The poll of more than 2,000 scholars conducted for the University and College Union (UCU) highlights growing unease over the digital tools commonly used in academia, such as the virtual learning environments (VLEs) used to facilitate teaching, electronic systems to evaluate teaching performance and metrics-based systems such as SciVal that enable managers to scrutinise research publications and citations.
According to the study’s poll, 82 per cent of staff said they felt that digitally enabled performance management practices had reduced academic freedom over the past decade, with 84 per cent agreeing that digital monitoring of the student experience had eroded academic freedom.
Lecture recording was also cited as a major staff concern, according to the report, called Academic Freedom in the Digital University, published on 7 May.
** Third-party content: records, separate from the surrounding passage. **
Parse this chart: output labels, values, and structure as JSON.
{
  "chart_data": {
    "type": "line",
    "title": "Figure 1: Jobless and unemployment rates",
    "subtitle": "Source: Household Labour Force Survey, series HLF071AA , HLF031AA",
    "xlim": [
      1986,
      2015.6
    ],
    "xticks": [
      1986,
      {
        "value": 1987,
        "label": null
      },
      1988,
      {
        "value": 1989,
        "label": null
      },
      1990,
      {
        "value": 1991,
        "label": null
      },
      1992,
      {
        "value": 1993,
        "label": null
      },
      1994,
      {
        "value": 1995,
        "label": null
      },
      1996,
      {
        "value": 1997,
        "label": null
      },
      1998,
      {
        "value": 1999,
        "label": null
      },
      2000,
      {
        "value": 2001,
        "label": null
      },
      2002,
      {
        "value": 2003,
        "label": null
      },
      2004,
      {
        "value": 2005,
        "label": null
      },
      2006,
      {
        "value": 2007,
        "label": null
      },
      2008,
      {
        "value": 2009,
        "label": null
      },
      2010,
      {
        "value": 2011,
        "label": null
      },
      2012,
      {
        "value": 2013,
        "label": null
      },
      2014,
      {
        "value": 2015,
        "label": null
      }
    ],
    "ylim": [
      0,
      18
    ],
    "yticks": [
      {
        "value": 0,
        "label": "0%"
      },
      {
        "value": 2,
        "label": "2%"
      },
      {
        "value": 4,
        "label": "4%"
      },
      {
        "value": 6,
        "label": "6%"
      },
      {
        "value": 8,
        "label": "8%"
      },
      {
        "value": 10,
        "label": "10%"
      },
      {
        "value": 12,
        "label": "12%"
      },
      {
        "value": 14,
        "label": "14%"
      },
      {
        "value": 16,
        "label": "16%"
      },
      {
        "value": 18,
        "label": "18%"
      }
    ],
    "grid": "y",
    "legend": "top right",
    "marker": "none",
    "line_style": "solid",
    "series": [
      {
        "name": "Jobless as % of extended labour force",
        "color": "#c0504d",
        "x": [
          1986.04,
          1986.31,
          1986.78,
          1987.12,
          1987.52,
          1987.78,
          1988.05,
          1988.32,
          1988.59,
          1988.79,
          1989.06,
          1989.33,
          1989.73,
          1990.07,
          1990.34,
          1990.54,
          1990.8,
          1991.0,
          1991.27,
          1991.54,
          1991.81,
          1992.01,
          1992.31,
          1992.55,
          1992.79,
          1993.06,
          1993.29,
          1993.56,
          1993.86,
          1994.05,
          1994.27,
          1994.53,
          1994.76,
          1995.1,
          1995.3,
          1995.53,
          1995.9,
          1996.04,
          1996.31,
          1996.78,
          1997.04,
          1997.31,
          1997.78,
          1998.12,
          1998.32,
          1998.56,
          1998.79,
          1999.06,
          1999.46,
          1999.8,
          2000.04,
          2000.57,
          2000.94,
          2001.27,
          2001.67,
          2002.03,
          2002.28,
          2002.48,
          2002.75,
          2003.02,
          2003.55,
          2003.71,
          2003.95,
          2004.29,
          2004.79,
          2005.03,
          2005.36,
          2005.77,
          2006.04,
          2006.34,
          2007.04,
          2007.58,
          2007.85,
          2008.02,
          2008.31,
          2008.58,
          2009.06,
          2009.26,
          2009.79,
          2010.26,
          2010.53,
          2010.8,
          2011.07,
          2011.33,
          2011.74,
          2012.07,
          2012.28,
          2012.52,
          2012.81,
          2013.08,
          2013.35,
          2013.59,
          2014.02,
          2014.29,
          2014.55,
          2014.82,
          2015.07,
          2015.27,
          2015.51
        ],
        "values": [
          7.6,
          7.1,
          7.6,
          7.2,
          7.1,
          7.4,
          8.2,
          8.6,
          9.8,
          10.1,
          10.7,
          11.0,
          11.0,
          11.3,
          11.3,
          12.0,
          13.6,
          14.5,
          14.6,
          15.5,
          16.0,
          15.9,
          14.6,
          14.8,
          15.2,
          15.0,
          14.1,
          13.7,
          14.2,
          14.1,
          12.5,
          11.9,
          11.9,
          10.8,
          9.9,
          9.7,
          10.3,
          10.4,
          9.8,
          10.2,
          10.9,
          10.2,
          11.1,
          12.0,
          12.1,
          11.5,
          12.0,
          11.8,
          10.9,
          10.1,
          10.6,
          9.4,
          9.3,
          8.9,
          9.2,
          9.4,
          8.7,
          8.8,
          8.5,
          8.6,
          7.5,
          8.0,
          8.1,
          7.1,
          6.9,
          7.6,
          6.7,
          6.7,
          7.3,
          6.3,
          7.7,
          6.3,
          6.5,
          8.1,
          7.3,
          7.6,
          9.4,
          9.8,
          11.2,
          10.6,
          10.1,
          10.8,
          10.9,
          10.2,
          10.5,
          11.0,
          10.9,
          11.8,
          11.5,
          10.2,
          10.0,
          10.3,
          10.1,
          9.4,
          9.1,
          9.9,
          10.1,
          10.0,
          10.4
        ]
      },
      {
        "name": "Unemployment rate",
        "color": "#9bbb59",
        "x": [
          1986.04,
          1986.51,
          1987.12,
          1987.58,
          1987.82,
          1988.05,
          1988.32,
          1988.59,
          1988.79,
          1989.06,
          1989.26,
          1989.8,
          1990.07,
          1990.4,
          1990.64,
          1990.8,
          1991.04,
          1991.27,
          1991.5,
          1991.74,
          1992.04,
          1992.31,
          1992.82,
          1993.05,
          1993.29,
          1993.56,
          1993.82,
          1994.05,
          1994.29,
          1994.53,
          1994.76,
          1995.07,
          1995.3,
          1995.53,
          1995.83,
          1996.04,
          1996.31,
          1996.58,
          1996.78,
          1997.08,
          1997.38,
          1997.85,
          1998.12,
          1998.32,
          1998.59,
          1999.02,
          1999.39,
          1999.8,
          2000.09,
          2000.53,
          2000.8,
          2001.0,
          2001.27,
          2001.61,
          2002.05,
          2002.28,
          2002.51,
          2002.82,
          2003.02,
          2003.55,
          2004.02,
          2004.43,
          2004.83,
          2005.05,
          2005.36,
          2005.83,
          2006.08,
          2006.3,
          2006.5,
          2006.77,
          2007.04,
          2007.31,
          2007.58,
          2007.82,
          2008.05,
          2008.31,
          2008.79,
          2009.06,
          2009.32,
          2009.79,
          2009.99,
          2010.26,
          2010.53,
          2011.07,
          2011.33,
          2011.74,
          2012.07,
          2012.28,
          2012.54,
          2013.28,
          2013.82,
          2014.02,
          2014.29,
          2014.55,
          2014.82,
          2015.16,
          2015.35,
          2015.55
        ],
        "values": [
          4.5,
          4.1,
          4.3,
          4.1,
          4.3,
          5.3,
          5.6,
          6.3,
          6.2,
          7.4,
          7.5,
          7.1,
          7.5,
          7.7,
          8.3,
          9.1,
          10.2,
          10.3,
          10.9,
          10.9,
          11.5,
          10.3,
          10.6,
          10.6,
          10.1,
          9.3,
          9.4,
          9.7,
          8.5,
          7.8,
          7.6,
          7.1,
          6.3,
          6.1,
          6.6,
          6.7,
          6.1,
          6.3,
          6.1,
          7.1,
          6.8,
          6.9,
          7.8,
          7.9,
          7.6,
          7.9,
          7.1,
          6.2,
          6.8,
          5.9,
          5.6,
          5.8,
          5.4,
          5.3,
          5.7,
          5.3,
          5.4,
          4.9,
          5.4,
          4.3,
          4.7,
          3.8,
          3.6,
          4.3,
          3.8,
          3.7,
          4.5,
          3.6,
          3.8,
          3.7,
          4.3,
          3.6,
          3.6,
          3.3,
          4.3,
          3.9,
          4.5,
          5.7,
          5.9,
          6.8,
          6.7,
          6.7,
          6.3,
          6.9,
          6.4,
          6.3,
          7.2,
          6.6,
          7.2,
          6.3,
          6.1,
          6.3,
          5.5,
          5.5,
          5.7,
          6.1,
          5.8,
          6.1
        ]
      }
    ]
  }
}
Fifty-nine per cent of respondents said lecture recordings captured on VLEs reduced their sense of academic freedom.
Grade monitoring surveillance via digital tools also led a majority of respondents (57 per cent) to feel a reduced sense of academic freedom, while the same was true for electronic systems that tracked the design of assessment (65 per cent felt compromised), the study found.
One scholar complained about having to “‘fudge’ our marking to ensure we meet the institutional demand that the average mark on any given module is at least 60 and that at least 90 per cent of students pass”. “Student work that eight to nine years ago would have failed is now being given a bare pass mark – essentially, we’re pressured to not mark ourselves out of our jobs,” they added.
Seventy-five per cent of respondents also agreed that student feedback tools, including online module evaluations and student satisfaction scores, had eroded their sense of academic freedom. One staff member explained that these feedback mechanisms meant that “every word is monitored” and that “management…always seem to side with students however irrational they are”.
On research, about two-thirds of respondents (71 per cent) said they believed their institutions had the ability to track their research performance via citation monitoring systems, such as SciVal. About 90 per cent of respondents said they believed this kind of digital monitoring would lead to more institutional control over research within five years.
The report’s authors, Chavan Kissoon and Terence Karran, both from the University of Lincoln, said its findings showed academics had a “high awareness of their research performance being measured”, which was “impacting negatively on staff well-being”, given that 71 per cent said monitoring had lowered their happiness levels.
Campus resource collection: What can universities do to protect academic freedom?
Universities should collaborate with their workplace unions to establish policies and principles to ensure the ethical use of digital systems, while institutions should be transparent about how they were using new technologies to monitor staff, they added.
UCU general secretary Jo Grady said the 224-page report showed how universities were “increasingly using digital technologies to surveil, record and scrutinise staff, and that this is corroding academic freedom”.
“All too often, the terms of debate on academic freedom are dictated by right-wing culture warriors, neglecting the day-to-day reality of university staff having their ability to research and teach freely eroded by panopticon-like digital management systems,” said Dr Grady.